BECCA STEVENS
Chaplain, St. Augustine’s Chapel, Vanderbilt Campus
An excerpt from Becca’s latest book, Hither and Yon: A Travel Guide for the Spiritual Journey:
One gift of my inability to hang on to things is that my family doesn’t have a key to our house. The door is always open. Though we have had three cars stolen from the driveway, no one has ever entered the house unless invited. I think the reason is that people are always around. We have home church every week, and our children have friends over all the time to skateboard or play. My husband writes most of his music in our front room, and people are meeting and working around the house almost every day. The unplanned result is that community has replaced the security system. Whatever we have in our house is shared with anyone who walks through the door.

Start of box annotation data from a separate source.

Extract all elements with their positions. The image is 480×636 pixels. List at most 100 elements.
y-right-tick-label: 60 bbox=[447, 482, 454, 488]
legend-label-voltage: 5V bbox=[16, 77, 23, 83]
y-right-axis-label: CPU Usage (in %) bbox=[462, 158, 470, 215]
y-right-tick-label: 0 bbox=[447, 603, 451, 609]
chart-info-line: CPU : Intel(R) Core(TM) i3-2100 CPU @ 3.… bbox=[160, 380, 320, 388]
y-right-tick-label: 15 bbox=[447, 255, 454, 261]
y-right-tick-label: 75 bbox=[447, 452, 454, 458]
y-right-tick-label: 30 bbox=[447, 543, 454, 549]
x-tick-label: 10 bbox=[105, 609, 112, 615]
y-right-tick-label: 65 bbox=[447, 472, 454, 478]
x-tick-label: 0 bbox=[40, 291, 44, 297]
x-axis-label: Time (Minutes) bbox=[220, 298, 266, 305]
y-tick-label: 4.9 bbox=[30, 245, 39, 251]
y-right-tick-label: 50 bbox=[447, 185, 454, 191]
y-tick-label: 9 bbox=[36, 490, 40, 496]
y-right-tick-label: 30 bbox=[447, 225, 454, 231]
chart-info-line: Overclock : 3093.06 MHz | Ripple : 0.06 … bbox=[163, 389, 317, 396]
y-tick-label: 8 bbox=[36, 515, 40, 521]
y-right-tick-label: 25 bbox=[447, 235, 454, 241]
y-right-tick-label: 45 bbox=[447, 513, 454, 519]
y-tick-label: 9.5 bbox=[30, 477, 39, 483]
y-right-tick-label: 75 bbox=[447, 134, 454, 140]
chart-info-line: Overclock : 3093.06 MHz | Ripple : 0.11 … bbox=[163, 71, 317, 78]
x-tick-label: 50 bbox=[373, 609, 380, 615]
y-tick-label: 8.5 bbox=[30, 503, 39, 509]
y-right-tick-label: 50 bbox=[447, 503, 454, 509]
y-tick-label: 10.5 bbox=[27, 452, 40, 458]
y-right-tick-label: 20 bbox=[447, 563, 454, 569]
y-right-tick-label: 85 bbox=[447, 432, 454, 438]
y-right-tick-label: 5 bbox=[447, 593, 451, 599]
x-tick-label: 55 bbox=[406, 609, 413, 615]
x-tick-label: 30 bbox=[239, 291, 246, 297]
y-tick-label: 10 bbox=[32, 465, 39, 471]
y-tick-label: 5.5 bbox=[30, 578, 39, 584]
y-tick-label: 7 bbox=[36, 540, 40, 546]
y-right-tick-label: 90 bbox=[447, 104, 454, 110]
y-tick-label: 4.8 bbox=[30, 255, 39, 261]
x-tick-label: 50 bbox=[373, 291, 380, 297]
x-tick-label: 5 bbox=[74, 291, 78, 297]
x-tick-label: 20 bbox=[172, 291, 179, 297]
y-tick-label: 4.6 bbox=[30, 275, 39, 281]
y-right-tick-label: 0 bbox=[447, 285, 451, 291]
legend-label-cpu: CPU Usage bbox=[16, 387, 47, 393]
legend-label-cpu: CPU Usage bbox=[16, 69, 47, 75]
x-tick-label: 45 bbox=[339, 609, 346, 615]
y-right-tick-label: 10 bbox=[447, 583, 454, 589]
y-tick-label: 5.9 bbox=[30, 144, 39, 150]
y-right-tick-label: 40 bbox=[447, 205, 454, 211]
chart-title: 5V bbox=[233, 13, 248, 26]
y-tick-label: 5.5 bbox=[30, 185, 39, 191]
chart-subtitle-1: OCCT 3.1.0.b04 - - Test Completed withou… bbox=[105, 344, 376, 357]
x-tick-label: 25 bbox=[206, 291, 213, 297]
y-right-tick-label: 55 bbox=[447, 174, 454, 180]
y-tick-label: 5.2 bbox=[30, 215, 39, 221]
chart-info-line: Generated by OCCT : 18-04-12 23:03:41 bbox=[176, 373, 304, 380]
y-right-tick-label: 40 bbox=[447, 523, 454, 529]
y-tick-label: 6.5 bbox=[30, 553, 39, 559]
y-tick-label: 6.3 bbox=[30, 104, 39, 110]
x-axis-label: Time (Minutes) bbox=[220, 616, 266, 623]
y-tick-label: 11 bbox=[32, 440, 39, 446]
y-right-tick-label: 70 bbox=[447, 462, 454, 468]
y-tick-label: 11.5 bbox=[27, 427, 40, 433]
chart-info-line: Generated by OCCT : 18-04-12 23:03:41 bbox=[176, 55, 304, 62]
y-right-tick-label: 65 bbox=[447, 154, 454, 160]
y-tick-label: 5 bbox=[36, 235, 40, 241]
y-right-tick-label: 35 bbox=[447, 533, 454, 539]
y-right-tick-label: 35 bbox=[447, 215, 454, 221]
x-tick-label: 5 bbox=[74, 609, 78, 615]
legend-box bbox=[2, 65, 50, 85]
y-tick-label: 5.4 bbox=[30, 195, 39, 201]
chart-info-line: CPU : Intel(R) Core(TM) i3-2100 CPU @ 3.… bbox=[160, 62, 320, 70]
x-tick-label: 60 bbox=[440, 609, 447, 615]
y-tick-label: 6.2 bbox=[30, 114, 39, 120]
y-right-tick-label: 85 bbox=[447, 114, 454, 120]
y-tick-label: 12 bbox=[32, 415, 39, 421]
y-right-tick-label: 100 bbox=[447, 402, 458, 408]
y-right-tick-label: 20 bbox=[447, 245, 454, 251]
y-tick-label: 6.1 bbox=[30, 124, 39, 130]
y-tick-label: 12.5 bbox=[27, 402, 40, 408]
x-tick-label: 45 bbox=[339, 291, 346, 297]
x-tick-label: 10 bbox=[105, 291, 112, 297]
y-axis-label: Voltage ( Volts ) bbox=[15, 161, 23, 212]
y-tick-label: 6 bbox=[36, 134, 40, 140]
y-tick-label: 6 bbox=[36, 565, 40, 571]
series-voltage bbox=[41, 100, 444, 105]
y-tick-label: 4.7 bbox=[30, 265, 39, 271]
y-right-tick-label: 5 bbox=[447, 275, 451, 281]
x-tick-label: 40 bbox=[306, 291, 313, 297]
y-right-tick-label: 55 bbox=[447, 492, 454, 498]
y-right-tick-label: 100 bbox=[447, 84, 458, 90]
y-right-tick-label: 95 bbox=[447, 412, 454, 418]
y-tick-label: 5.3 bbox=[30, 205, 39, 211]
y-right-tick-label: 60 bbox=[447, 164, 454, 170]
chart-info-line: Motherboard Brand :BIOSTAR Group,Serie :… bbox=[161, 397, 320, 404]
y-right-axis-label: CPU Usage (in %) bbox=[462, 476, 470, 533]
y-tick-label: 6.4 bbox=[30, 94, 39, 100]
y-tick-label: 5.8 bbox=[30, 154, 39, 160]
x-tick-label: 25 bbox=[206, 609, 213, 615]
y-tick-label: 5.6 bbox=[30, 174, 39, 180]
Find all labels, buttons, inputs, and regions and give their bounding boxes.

Becca Stevens is a writer and Episcopal priest whose concept of community is something she lives and shares every day. Whether it be with the eclectic congregation of St. Augustine’s Chapel on Vanderbilt University, or with the women of Magdalene, an organization she founded to help women with a criminal history of prostitution and drug addiction, or with the growing friends she is making in far-off places through her books, blog, traveling and speaking engagements, Becca believes deeply that community is something to be nurtured through love, justice, and open doors.

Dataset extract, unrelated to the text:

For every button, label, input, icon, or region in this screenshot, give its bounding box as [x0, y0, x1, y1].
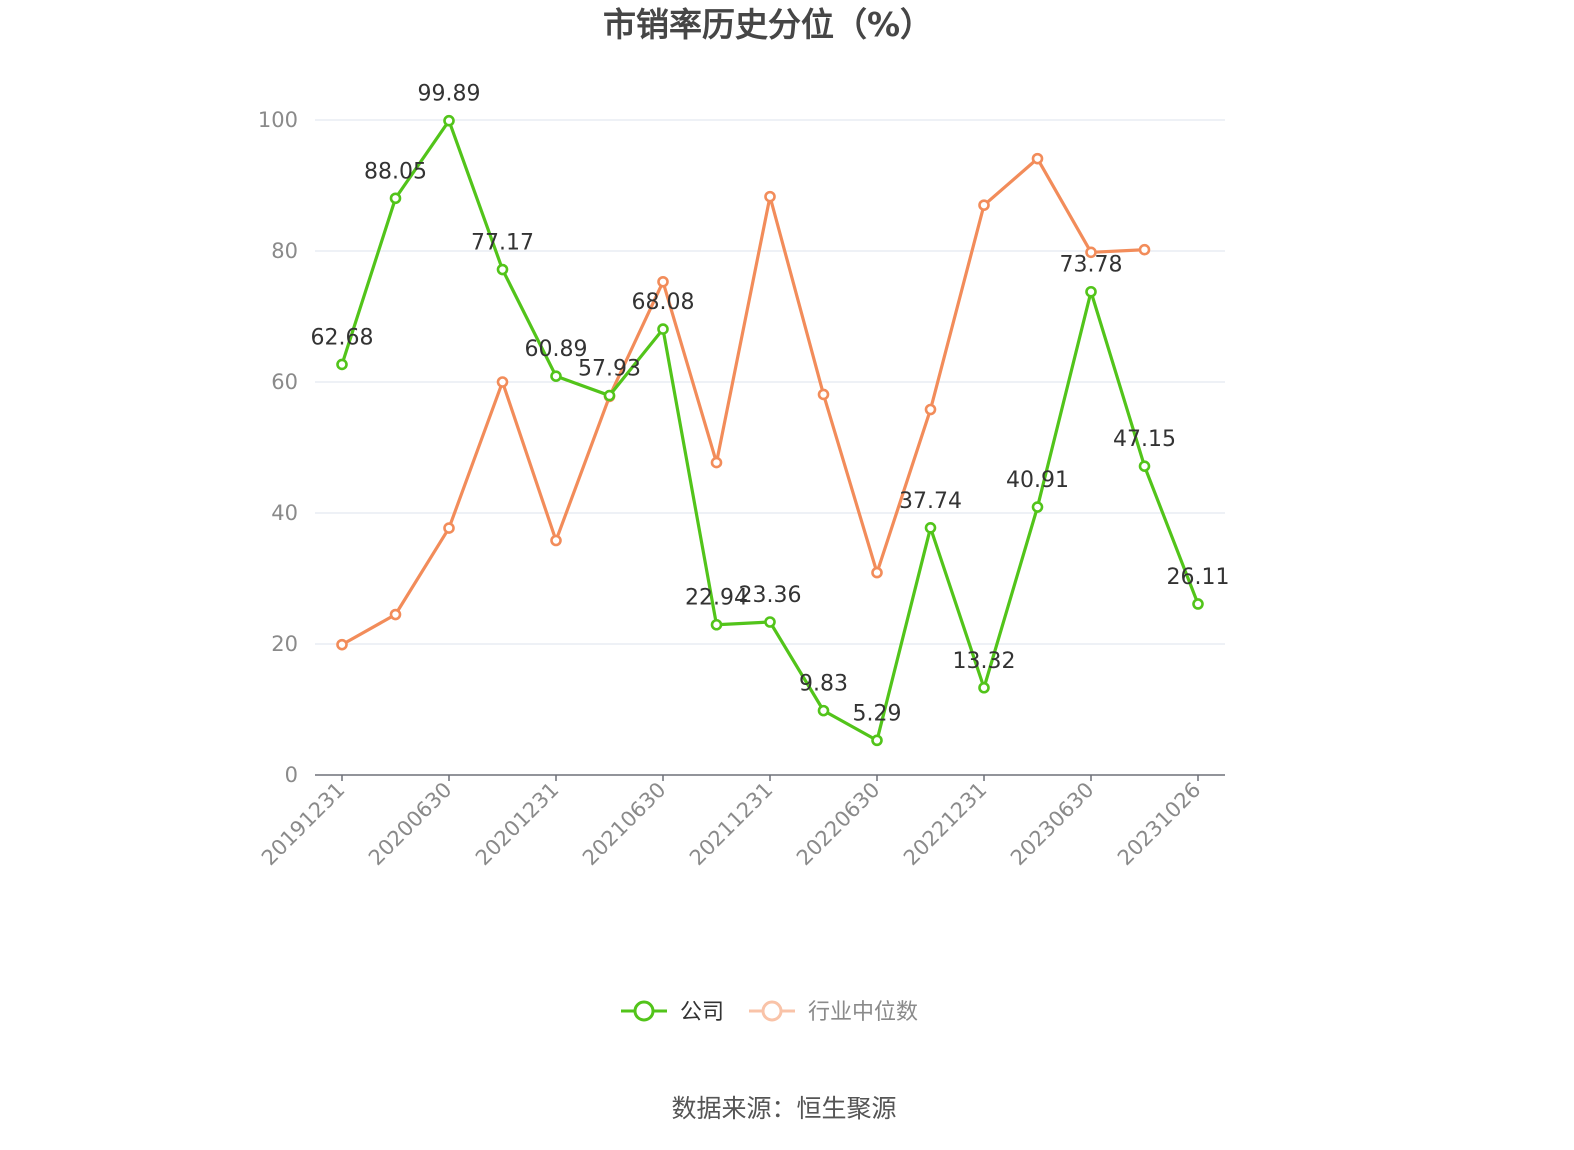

With an Episcopal priest as a father and a mother who directed an outreach center for senior citizens and low-income children, Becca was given the legacy of service through parents who, in her words, “lived generously and didn’t make a fuss about it.” Asked about her parents, Becca responds, “My dad was killed by a drunk driver in the fall of 1968, but he left me a legacy to not only give to those who are in need, but to do it generously. His tragic death has reminded me that life is tender and precious.” Becca’s mom, who died suddenly 10 years ago, was highly regarded in the community for her compassion, hard work and practical approach to service. Says Becca, ”My mom raised five children on her own after my dad died, all the while running St. Luke’s Community Center. She taught us to share, forgive, appreciate the gifts of nature, and to be our brother’s keeper - and that there is always time to make crafts and play. As a leader she was also an amazing example that sometimes you have to just take it on the chin and keep going.”
This commitment to generously serve, with little fuss, has helped Becca, with generous support from the community, establish a partnership between St. Augustine’s Chapel and San Eduardo in Ecuador to build and support a rural school; support a nursing program for an AIDS hospice in Botswana; and recently establish a center for contemplative justice that houses programs such as a chapter of Mobile Loaves & Fishes, which serves the homeless population in Nashville. To date, Rev. Stevens has raised over $9 million for the organizations she supports. Becca has won numerous awards such as the Frist Foundation’s award for ‘Innovation in Action,’ the Academy of Women in Achievement, the ‘Alumnus of the Year’ from University of the South’s School of Theology and ‘Tennessean of the Year’ by The Tennessean in 2005. In addition to numerous articles, Becca has written three books for Abingdon Press; Sanctuary, her last book, was one of Christianity Today’s Top 5 Spiritual Books of 2005. Her newest book, Hither & Yon: A Travel Guide for the Spiritual Journey, was released fall 2007.
Becca resides in Nashville with her husband, Grammy-winning songwriter, Marcus Hummon, and their three sons, Levi, Caney and Moses.